50/50 ride/hike-a-bike up 4,000 feet through dense pine forests with a waterfall and swim-able lake, ride on the highest OHV trails in the country, and descend a gap between Mt Antero and Mt White to the CT and all the way to the free campground roads.
The descent is difficult, starting with medium loose rocks, then moving to large boulders, then opening up to high speed loose turns the lower you get. This is one of the few trails in Colorado that has actual dirt on the descent, so be ready for excellent grip in the middle.
Be sure to start early as the thunderstorms seem to always roll in here from the west where you cannot see far.
This section of the CT is popular so be respectful of thru hikers and give them the right of way. They will move off the trail quickly if you give them room and don't yell "Strava!!!"
Bring a rain jacket and thin thermal layer for the top because you never know when it's going to thunderstorm/hail. Temperatures up there can drop 30 degrees in 5 minutes with tropical storm like winds.
You can start from one of the many free campgrounds along the dirt road or start at Little Browns Creek Trailhead. There is a vault toilet here and a stream for filtering water.
Start by hike-a-biking up Lower Browns Creek Trail #1429
from the parking lot. It's shared with horses so beware of the landmines.
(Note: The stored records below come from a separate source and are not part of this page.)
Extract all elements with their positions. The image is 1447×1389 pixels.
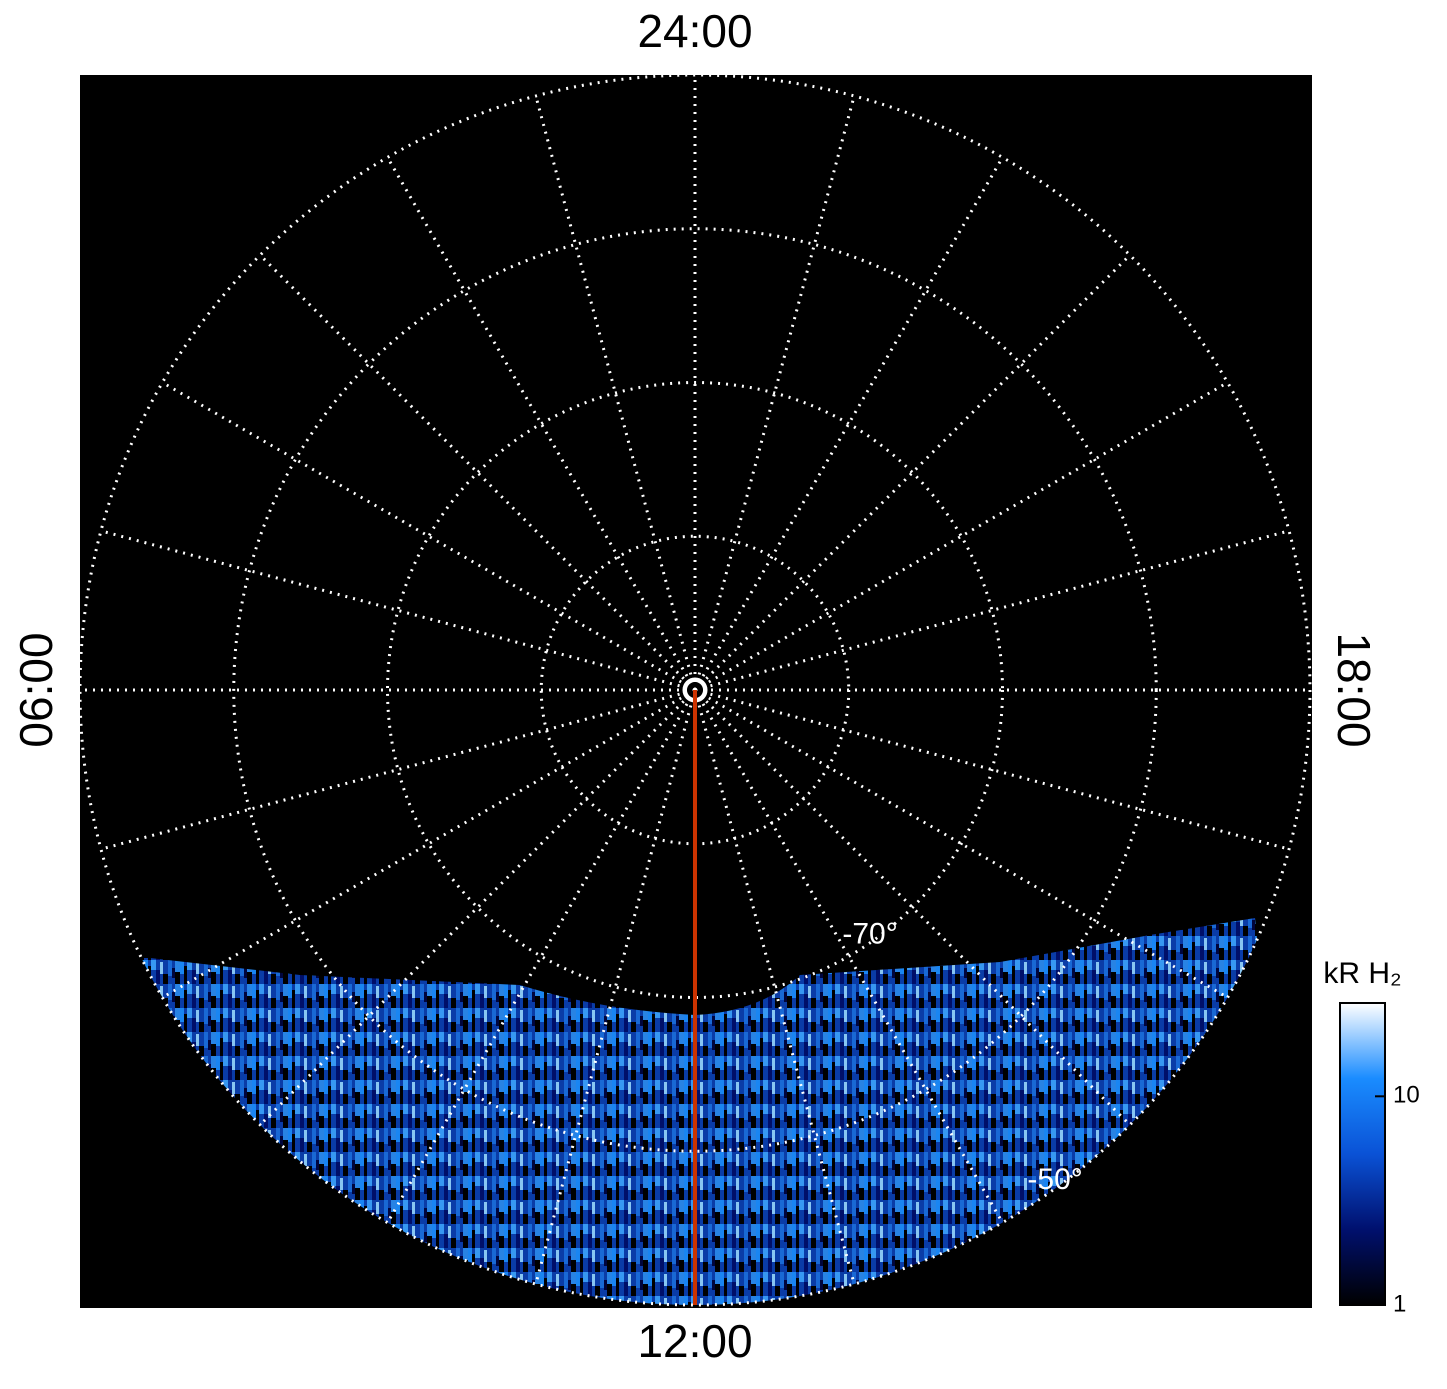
latitude-circle: [386, 381, 1004, 999]
hour-label: 06:00: [10, 632, 62, 747]
hour-spoke: [693, 689, 856, 1285]
latitude-circle: [78, 73, 1312, 1307]
hour-label: 12:00: [637, 1315, 752, 1367]
colorbar-tick-label: 1: [1393, 1290, 1406, 1317]
hour-spoke: [693, 689, 1004, 1224]
hour-spoke: [694, 381, 1229, 692]
hour-spoke: [386, 689, 697, 1224]
colorbar-title: kR H₂: [1323, 957, 1401, 990]
hour-spoke: [259, 254, 697, 692]
hour-spoke: [161, 381, 696, 692]
hour-spoke: [386, 156, 697, 691]
hour-spoke: [259, 688, 697, 1126]
hour-spoke: [694, 529, 1290, 692]
hour-spoke: [693, 95, 856, 691]
hour-spoke: [534, 95, 697, 691]
colorbar-tick-label: 10: [1393, 1082, 1420, 1109]
hour-spoke: [693, 254, 1131, 692]
overlay: 24:00 06:00 12:00 18:00 -70° -50° 1 10 kR H₂: [10, 5, 1420, 1367]
hour-spoke: [694, 688, 1290, 851]
latitude-label: -50°: [1027, 1163, 1082, 1196]
hour-spoke: [694, 688, 1229, 999]
hour-spoke: [534, 689, 697, 1285]
latitude-label: -70°: [842, 918, 897, 951]
hour-spoke: [693, 688, 1131, 1126]
hour-spoke: [693, 156, 1004, 691]
hour-label: 24:00: [637, 5, 752, 57]
hour-spoke: [100, 529, 696, 692]
colorbar: [1339, 1002, 1386, 1306]
hour-spoke: [161, 688, 696, 999]
latitude-circle: [232, 227, 1158, 1153]
hour-label: 18:00: [1328, 632, 1380, 747]
hour-spoke: [100, 688, 696, 851]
Turn left onto the CT and ride a low grade uphill for less than a mile and then turn right onto Upper Browns Creek Trail #1429
. This trail is a mix of riding and pushing. If you are not a climber then you'll be almost entirely pushing.
A short ways up, there will be a left turn with a horse post that you can take to see a waterfall. It's very short and worth checking out. Continuing up, you'll start getting more sky and thinner trees, and start seeing some spectacular chalk cliffs. Eventually, the trail will end at a mountain lake with a semi-sandy beach. Don't get too comfortable yet as there is still 1,500 feet of vert to the top ridge line.
From the lake, you'll start riding on the highest OHV trails in the contiguous USA and will give you a chance to look around above the treeline and take a "breather." You'll crest a ridge, then drop down a little and connect up with Little Browns Creek Trail #1430
. From here, it's all downhill to the campgrounds!
Stay alert, and make sure to stop every 500 ft to take breathtaking pictures of the gap and surrounding cliffs. If you're lucky, you'll get a crazy doom-like thunderstorm over Nathrop as your background for perspective. The downhill will start rough, loose, and rocky, very difficult to clear everything. It will eventually drop into the trees, where it will begin showing boulder features, so be ready to do some unexpected small drops. Recently there has been heavy damage to the trails from people bypassing obstacles and making two or three alternate lines, please refrain from using those as it ruins the experience for others.
Eventually, the trail will begin to mellow out and open up for faster riding. You'll reach the CT in which case turn left and continue the fast open downhill riding until you reach a dirt road crossing. Be courteous of the thru hikers and give them right of way. I found that they respond very well to cheap old bells, ding ding. Make a right on the dirt road, then another right, then another right and you'll start heading south and back to the start.